The Carbeth Huts beat the Cote D’Azur by 10 years, achieving the much prized Stirling Council Conservation status in 2003. It is not now possible to self build in your own image, you have to follow the Planner’s Guide to build a rickety shed. Specific window sizes, the correct rough looking materials and how to erect CCTV in woodland are all now carefully specified. This goes against the earlier aspiration for an ecological and low carbon economy of hutting; where much is recycled or plucked from a skip and where energy is taken naturally. Despite my comments Stirling Council’s Carbeth ‘Conservation Area Management Statement’ has pride of place in the Carbeth Hutters Community Company, web site. Whilst perhaps restrictive to their open philosophy the Conservation Status has been a clear acknowledgement of their culture and helped the cause.

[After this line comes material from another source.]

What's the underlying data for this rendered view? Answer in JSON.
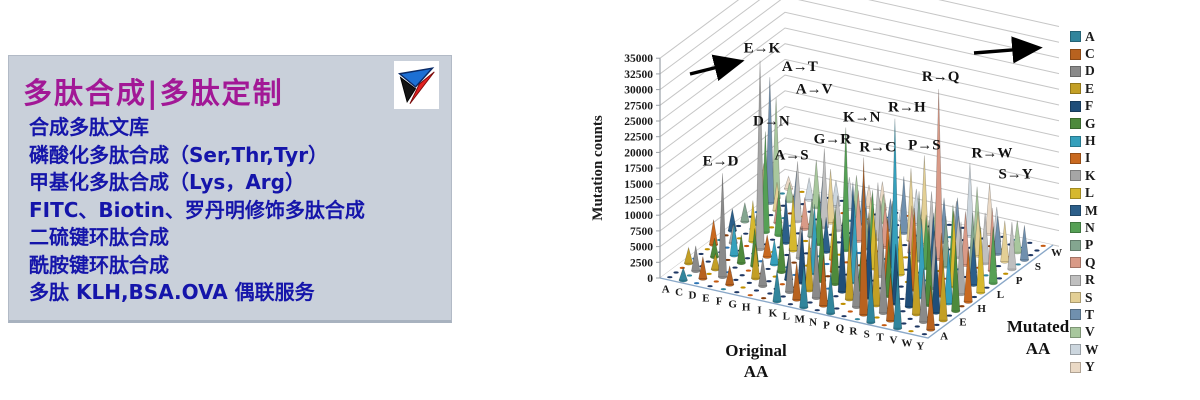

The New Hutting Development publication is a decent read and offers excellent guidance. It will be fascinating to see if the recent breakthrough leads to something more lasting and whether local authorities will now consider hutting in their development plans. I would recommend that those who are interested download a copy of the document at www.thousandhuts.org and perhaps help rekindle our romance with these structures who really don’t need us.